There's also an example documented in the urllib source code here...

https://github.com/python/cpython/blob/030a713183084594659aefd77b76fe30178e23c8/Lib/urllib/request.py#L2556

{ 'exclude_simple': bool, 'exceptions': ['foo.bar', '*.bar.com', '127.0.0.1', '10.1', '10.0/16']}

So, "10.0/16" and '169.254/16' here are not IPs, but IP ranges. Those are a bit awkward for us since we don't currently support subnet matching on transport mounts.

[amchii]

Thanks!

I think httpx can drop the support for system proxy settings, only uses environment settings:

1. It's hard to handle system proxy exclusions for httpx's mounts system.
2. If you use the system proxy settings, you should check the system proxy-bypass settings, otherwise it's not correct.

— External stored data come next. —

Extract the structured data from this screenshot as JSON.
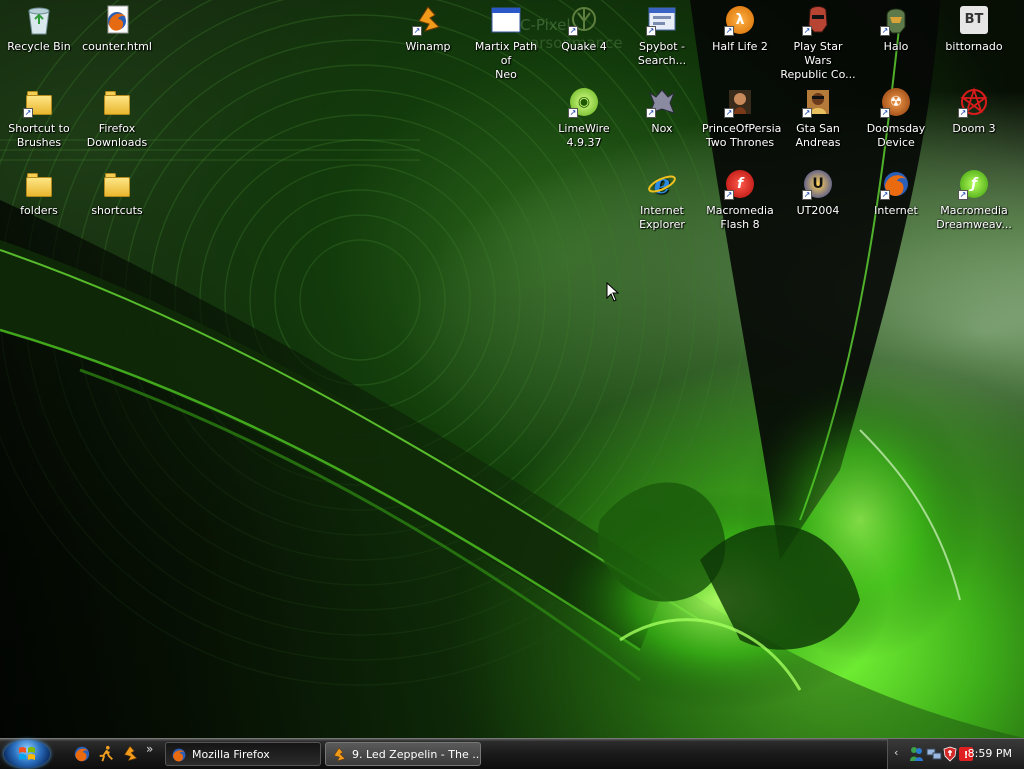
{
  "desktop": {
    "icons": [
      {
        "id": "recycle-bin",
        "label": "Recycle Bin",
        "icon": "recycle-bin-icon",
        "shortcut": false
      },
      {
        "id": "counter-html",
        "label": "counter.html",
        "icon": "firefox-document-icon",
        "shortcut": false
      },
      {
        "id": "shortcut-brushes",
        "label": "Shortcut to\nBrushes",
        "icon": "folder-icon",
        "shortcut": true
      },
      {
        "id": "firefox-downloads",
        "label": "Firefox\nDownloads",
        "icon": "folder-icon",
        "shortcut": false
      },
      {
        "id": "folders",
        "label": "folders",
        "icon": "folder-icon",
        "shortcut": false
      },
      {
        "id": "shortcuts",
        "label": "shortcuts",
        "icon": "folder-icon",
        "shortcut": false
      },
      {
        "id": "winamp",
        "label": "Winamp",
        "icon": "winamp-icon",
        "shortcut": true
      },
      {
        "id": "matrix",
        "label": "Martix Path of\nNeo",
        "icon": "application-window-icon",
        "shortcut": false
      },
      {
        "id": "quake4",
        "label": "Quake 4",
        "icon": "quake-icon",
        "shortcut": true
      },
      {
        "id": "spybot",
        "label": "Spybot -\nSearch...",
        "icon": "spybot-icon",
        "shortcut": true
      },
      {
        "id": "halflife2",
        "label": "Half Life 2",
        "icon": "half-life-icon",
        "shortcut": true
      },
      {
        "id": "starwars",
        "label": "Play Star Wars\nRepublic Co...",
        "icon": "clone-trooper-icon",
        "shortcut": true
      },
      {
        "id": "halo",
        "label": "Halo",
        "icon": "halo-helmet-icon",
        "shortcut": true
      },
      {
        "id": "bittornado",
        "label": "bittornado",
        "icon": "bittornado-icon",
        "shortcut": false
      },
      {
        "id": "limewire",
        "label": "LimeWire\n4.9.37",
        "icon": "limewire-icon",
        "shortcut": true
      },
      {
        "id": "nox",
        "label": "Nox",
        "icon": "nox-icon",
        "shortcut": true
      },
      {
        "id": "princeofpersia",
        "label": "PrinceOfPersia\nTwo Thrones",
        "icon": "prince-of-persia-icon",
        "shortcut": true
      },
      {
        "id": "gta",
        "label": "Gta San\nAndreas",
        "icon": "gta-icon",
        "shortcut": true
      },
      {
        "id": "doomsday",
        "label": "Doomsday\nDevice",
        "icon": "doomsday-icon",
        "shortcut": true
      },
      {
        "id": "doom3",
        "label": "Doom 3",
        "icon": "pentagram-icon",
        "shortcut": true
      },
      {
        "id": "ie",
        "label": "Internet\nExplorer",
        "icon": "internet-explorer-icon",
        "shortcut": false
      },
      {
        "id": "flash8",
        "label": "Macromedia\nFlash 8",
        "icon": "flash-icon",
        "shortcut": true
      },
      {
        "id": "ut2004",
        "label": "UT2004",
        "icon": "unreal-tournament-icon",
        "shortcut": true
      },
      {
        "id": "internet",
        "label": "Internet",
        "icon": "firefox-icon",
        "shortcut": true
      },
      {
        "id": "dreamweaver",
        "label": "Macromedia\nDreamweav...",
        "icon": "dreamweaver-icon",
        "shortcut": true
      }
    ]
  },
  "taskbar": {
    "start_icon": "windows-logo-icon",
    "quick_launch": [
      "firefox-icon",
      "winamp-runner-icon",
      "winamp-icon"
    ],
    "quick_launch_more": "»",
    "tasks": [
      {
        "label": "Mozilla Firefox",
        "icon": "firefox-icon",
        "active": true
      },
      {
        "label": "9. Led Zeppelin - The ...",
        "icon": "winamp-icon",
        "active": false
      }
    ],
    "tray": {
      "chevron": "‹",
      "icons": [
        "messenger-icon",
        "network-icon",
        "shield-icon",
        "alert-icon"
      ],
      "clock": "8:59 PM"
    }
  },
  "colors": {
    "accent_green": "#5ee02a",
    "taskbar_dark": "#1a1a1a",
    "label_text": "#ffffff"
  }
}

Besides, for the field 'exceptions' ,'10.1'='10.1/16'='10.1.1.1/16'.If httpx needs to mount system proxy-bypass settings on Windows and macosx, which can be unified into form like 10.1.* , then calls socket.gethostbyname to check both hostname and ip for request url, or simply not calls socket.gethostbyname which means DNS lookups is not supported.

[tomchristie]

Sticking to environment only settings would be one option, yes, though I'm not convinced that'd be the best from a user-experiance point of view.

[Jaharmi]

Being able to pick up and use the system proxy settings — especially proxy auto config — would be a benefit in certain environments, even if it’s an option and not the default. I’m no longer in a situation like that, but Python PAC support on macOS could have made configuring some projects much easier. It might have been a reason to choose a library like HTTPX over another.

[stale]

This issue has been automatically marked as stale because it has not had recent activity. It will be closed if no further activity occurs. Thank you for your contributions.

[tomchristie]

Still valid at the moment. Could do with a review and possibly extra docs.

[stale]

This issue has been automatically marked as stale because it has not had recent activity. It will be closed if no further activity occurs. Thank you for your contributions.

[tomchristie]

Upping the durations on you, @stalebot. Shoo.

[stale]

This issue has been automatically marked as stale because it has not had recent activity. It will be closed if no further activity occurs. Thank you for your contributions.

[piankma]

Nothing's changed in this topic i presume?